Viele Händler möchten nicht jedes Produkt sofort mit RFID ausstatten. Sie möchten vor allem die Produkte schützen, die regelmäßig Verluste verursachen: kleine, hochwertige, gut entnehmbare oder leicht weiterverkaufbare Ware. Genau hier passen Alpha-Produkte und RFID as EAS sehr gut zusammen.

Alpha-Sicherungen schützen High-Theft-Produkte physisch und sichtbar. RFID as EAS ergänzt diese Sicherung um eine digitale Erkennung in kritischen Zonen. Daraus entsteht ein Ansatz, der ohne vollständigen RFID-Rollout starten kann und trotzdem moderner ist als ein reiner Ausgangsalarm.

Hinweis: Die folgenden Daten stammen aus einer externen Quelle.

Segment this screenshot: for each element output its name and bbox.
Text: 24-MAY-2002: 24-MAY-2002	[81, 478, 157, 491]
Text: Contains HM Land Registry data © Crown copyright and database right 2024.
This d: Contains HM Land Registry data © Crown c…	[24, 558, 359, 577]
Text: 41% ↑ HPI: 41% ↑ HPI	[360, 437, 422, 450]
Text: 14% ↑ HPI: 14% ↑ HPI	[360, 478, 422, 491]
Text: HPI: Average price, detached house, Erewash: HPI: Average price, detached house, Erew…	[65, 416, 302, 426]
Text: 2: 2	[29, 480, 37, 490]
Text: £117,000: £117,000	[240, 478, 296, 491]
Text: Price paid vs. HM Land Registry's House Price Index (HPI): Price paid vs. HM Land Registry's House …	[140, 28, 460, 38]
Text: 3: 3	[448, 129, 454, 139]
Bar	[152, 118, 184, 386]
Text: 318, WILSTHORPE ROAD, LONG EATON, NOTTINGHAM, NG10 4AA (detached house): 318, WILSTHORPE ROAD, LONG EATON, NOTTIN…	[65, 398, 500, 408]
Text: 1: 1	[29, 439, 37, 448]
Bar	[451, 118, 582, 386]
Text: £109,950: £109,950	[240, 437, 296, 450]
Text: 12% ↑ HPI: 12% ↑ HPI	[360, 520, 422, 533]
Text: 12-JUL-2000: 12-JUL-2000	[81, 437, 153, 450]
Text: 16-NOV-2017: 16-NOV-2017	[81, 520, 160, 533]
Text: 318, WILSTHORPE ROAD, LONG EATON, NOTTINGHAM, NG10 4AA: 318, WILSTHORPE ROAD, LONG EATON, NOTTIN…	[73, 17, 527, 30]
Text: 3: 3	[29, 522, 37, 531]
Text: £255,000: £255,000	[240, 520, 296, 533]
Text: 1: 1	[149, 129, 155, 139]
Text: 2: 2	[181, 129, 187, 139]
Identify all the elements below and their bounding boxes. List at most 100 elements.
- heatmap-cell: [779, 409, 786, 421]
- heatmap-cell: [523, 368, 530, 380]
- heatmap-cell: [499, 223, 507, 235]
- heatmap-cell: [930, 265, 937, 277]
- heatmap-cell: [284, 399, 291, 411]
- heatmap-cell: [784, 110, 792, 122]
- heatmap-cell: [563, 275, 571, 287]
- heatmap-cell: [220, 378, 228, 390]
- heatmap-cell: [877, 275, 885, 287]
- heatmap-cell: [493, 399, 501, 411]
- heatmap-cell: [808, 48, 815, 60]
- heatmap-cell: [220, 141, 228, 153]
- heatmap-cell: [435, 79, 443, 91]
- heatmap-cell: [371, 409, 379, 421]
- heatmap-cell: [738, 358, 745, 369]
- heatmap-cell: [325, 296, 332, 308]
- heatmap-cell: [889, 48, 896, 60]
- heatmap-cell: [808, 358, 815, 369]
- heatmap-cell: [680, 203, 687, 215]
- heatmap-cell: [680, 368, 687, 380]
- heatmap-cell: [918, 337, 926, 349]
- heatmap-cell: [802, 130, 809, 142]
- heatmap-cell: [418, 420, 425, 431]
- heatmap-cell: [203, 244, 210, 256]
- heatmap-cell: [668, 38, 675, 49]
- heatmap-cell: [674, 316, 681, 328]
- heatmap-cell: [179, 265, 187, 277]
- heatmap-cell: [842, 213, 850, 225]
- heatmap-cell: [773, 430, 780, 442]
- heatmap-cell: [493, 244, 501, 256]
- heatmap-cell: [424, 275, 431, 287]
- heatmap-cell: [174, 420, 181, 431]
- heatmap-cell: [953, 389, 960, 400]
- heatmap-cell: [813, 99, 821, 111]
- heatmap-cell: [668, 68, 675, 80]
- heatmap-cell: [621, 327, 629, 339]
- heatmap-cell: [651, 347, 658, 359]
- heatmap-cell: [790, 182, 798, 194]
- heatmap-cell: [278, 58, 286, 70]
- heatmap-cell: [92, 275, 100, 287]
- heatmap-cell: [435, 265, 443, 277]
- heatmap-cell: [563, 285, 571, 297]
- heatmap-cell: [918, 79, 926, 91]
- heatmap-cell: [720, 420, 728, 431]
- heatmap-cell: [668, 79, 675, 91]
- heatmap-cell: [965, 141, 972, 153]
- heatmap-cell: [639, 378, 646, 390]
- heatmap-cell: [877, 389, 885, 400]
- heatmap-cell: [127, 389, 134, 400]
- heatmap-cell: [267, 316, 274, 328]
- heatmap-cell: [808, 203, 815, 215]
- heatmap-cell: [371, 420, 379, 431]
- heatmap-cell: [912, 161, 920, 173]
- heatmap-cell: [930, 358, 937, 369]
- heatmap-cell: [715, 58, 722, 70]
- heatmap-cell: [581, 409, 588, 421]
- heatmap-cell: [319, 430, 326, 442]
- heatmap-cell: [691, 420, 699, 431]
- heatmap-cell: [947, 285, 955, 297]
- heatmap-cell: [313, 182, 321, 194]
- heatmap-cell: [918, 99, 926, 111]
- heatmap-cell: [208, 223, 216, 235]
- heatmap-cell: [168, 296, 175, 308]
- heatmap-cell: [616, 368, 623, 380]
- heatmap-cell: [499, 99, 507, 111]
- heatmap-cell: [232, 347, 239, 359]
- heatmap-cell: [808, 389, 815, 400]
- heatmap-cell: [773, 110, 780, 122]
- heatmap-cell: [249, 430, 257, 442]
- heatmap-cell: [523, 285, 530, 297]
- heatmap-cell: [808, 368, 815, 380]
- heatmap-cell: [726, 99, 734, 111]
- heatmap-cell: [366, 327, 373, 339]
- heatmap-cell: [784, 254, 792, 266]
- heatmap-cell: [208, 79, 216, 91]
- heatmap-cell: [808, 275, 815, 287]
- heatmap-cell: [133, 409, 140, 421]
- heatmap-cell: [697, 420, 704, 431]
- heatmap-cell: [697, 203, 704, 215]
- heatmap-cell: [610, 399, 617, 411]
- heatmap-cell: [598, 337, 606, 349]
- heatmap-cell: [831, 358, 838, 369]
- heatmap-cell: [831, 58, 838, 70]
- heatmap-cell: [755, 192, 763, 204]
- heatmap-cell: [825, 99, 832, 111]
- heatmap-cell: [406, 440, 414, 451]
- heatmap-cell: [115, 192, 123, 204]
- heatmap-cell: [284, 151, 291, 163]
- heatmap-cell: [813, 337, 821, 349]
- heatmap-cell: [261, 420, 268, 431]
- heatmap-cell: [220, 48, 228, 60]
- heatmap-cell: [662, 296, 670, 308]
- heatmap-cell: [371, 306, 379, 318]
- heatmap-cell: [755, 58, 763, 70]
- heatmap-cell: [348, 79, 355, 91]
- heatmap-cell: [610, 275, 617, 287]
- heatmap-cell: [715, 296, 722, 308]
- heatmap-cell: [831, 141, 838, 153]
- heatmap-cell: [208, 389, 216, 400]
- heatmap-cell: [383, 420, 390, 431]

Offene Warenpräsentation bleibt möglich

High-Theft-Ware wird häufig in verschlossenen Vitrinen, Schränken oder hinter Servicebarrieren präsentiert. Das reduziert zwar Risiken, kann aber den Verkauf schwächen. Kunden können Produkte weniger gut ansehen, vergleichen oder in die Hand nehmen.

Alpha-Produkte verfolgen einen anderen Ansatz: Die Ware bleibt sichtbar und zugänglich, wird aber gesichert. In Verbindung mit RFID as EAS kann der Store zusätzlich erkennen, wenn ein gesichertes Produkt in eine sensible Zone bewegt wird.

Das ist besonders relevant für Händler, die Sicherheit und Verkaufsförderung gleichzeitig denken müssen.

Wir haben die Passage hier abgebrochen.